С Кузярём мы сходились у пожарной. Казалось, он совсем забросил своё хозяйство и норовил удрать от больной матери, но я хорошо знал своего друга: расторопный, горячий, он вставал задолго до солнышка, убирался во дворе, варил какое‑то месиво на завтрак, уезжал на полуживой лошадёнке в поле, кормил её на межах, а сам грабельцами косил реденькую рожь.

Он встречал меня обычно снисходительными шуточками:

— Ну, вольница бесшабашная! Выспался, свистнул, брыкнул да и на облачке покатался. А я вот успел уж и руки косой отмотать. Хочу на помочь тебя звать, всё-таки с полосы‑то моей снопик наберёшь. Скирда не скирда, а два снопа — пара.

А мне совсем не хотелось отвечать на его балагурство: болтать да дурачиться на этом месте я считал тяжким грехом. Здесь пороли людей, здесь плакала Паруша… А сейчас Тихон с дружками томятся в остроге и ждут суда. Они стояли передо мною, как живые, в крови, истерзанные, но неукротимые. При второй встрече я оборвал Иванку:

— Аль ты забыл, чего тут делалось?

— Как это забыл? — вспыхнул он от обиды. — Я, может, и хожу‑то сюда неспроста…

— Ну, и не зубоскаль! Это хуже всякого греха. Давай лучше приходить сюда, чтобы письма 1 ихону писать.

Иванка ошарашенно вытаращил на меня глаза и схватился за голову.

— Вот досада‑то! Как это не я, а ты надумал? А я всё тоскую, чего это мне тошно… хоть плачь!..

И мы решили на следующий же день принести бумагу с чернилами и вместе с Миколькой написать в тюрьму Тихону большое письмо. Взволнованные этим решением, мы пошли к школе, где плотники достраивали крылечки и украшали наличники и карнизы причудливей резьбой, а маляры из Моревки красили рамы белилами. На площадке между церковной оградой и школой столяры вязали парты. Классная доска стояла тут же, ожидая, когда её покроют чёрной краской.

Работу возглавляли Архип Уколов и отец Микольки — Мосей. Сейчас Мосей уже не шутоломил, не разыгрывал из себя юродивого, а выпрямился, помолодел и, не выпуская топора из рук, по–хозяйски покрикивал. Он быстро и ловко выпиливал и вырезывал кружевные накладки на наличниках, на крылечках и на карнизах здания. Он встретил нас ласковой улыбочкой и крикнул скрипучим фальцетиком:

— Ребятишки! Аль неймётся вам? Глядите, школа-то какая нарядная будет. Учитесь да помните нас, стариков. Была моленна пятистенна для покаяния да воздыхания, а сейчас — светёлка вся в резных цветах да выкладях. Сроду у нас училища не было, а нынче мы с Архипом на старости лет лепотою облекаемся.

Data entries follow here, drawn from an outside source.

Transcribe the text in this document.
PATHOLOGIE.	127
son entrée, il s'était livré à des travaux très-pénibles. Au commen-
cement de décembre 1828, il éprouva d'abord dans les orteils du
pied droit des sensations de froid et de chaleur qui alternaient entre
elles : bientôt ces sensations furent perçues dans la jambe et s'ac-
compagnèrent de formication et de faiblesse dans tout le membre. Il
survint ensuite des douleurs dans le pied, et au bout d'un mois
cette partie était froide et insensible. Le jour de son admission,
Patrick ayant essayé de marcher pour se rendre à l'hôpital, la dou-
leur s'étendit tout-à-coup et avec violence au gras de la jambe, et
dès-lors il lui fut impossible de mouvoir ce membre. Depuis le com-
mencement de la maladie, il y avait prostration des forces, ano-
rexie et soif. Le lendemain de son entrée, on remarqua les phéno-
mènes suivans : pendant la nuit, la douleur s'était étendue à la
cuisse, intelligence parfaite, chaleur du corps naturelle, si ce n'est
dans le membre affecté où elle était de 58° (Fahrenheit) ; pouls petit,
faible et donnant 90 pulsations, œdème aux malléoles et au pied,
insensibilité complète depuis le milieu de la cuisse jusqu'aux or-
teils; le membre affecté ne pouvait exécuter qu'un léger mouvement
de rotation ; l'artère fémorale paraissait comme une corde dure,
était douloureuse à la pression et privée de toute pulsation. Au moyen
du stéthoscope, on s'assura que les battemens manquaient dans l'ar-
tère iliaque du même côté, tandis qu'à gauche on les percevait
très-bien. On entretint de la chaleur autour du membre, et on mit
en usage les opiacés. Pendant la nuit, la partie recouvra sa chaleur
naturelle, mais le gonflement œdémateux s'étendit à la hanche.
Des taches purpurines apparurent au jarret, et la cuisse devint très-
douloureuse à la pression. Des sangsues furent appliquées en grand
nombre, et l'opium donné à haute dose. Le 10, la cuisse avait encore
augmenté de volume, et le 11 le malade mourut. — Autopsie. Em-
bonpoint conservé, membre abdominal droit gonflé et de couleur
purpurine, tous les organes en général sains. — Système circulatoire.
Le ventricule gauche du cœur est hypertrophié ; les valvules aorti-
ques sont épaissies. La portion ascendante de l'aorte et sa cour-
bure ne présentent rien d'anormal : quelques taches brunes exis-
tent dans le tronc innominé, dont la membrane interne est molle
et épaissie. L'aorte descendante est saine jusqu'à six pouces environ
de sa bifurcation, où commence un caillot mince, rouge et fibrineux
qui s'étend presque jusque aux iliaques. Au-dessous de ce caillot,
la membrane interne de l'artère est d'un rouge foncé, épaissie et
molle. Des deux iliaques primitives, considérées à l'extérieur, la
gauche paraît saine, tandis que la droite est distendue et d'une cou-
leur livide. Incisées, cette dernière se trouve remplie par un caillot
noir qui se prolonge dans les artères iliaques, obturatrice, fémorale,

Архип, не отрываясь от работы, по–солдатски хрипло завывал:

-— Ой, ребяты, бравые солдаты, пойдём с туркой воевать! Мальчики вы мои любезные! Только с вами, негрешными чертятами, и жить хорошо…

Мы с Иванкой закричали наперекор ему:

— Мы, дедушка Архип, в солдаты не пойдём.

— Как это так не пойдём? —сердито ощетинился он. — Лобовой не волён в своей воле: его берут и бреют.

А мы норовили уязвить его побольнее:

— Солдат‑то вон на мужиков гоняют. В подмётных-то бумажках что было написано? В Балашовском уезде да в Бекове солдаты в народ стреляли. Да и Тихон говорил, и люди толкуют…

Мосей визжал и с изумлённым ликованием хлопал себя по бёдрам.

— А ты гляди‑ка, Архип, какие ребятишки‑то! В ихние годочки мы смирные телята были. И не мы их, а они нас норовят уму–разуму учить. Слышь, Архип? Народишка‑то какой растёт?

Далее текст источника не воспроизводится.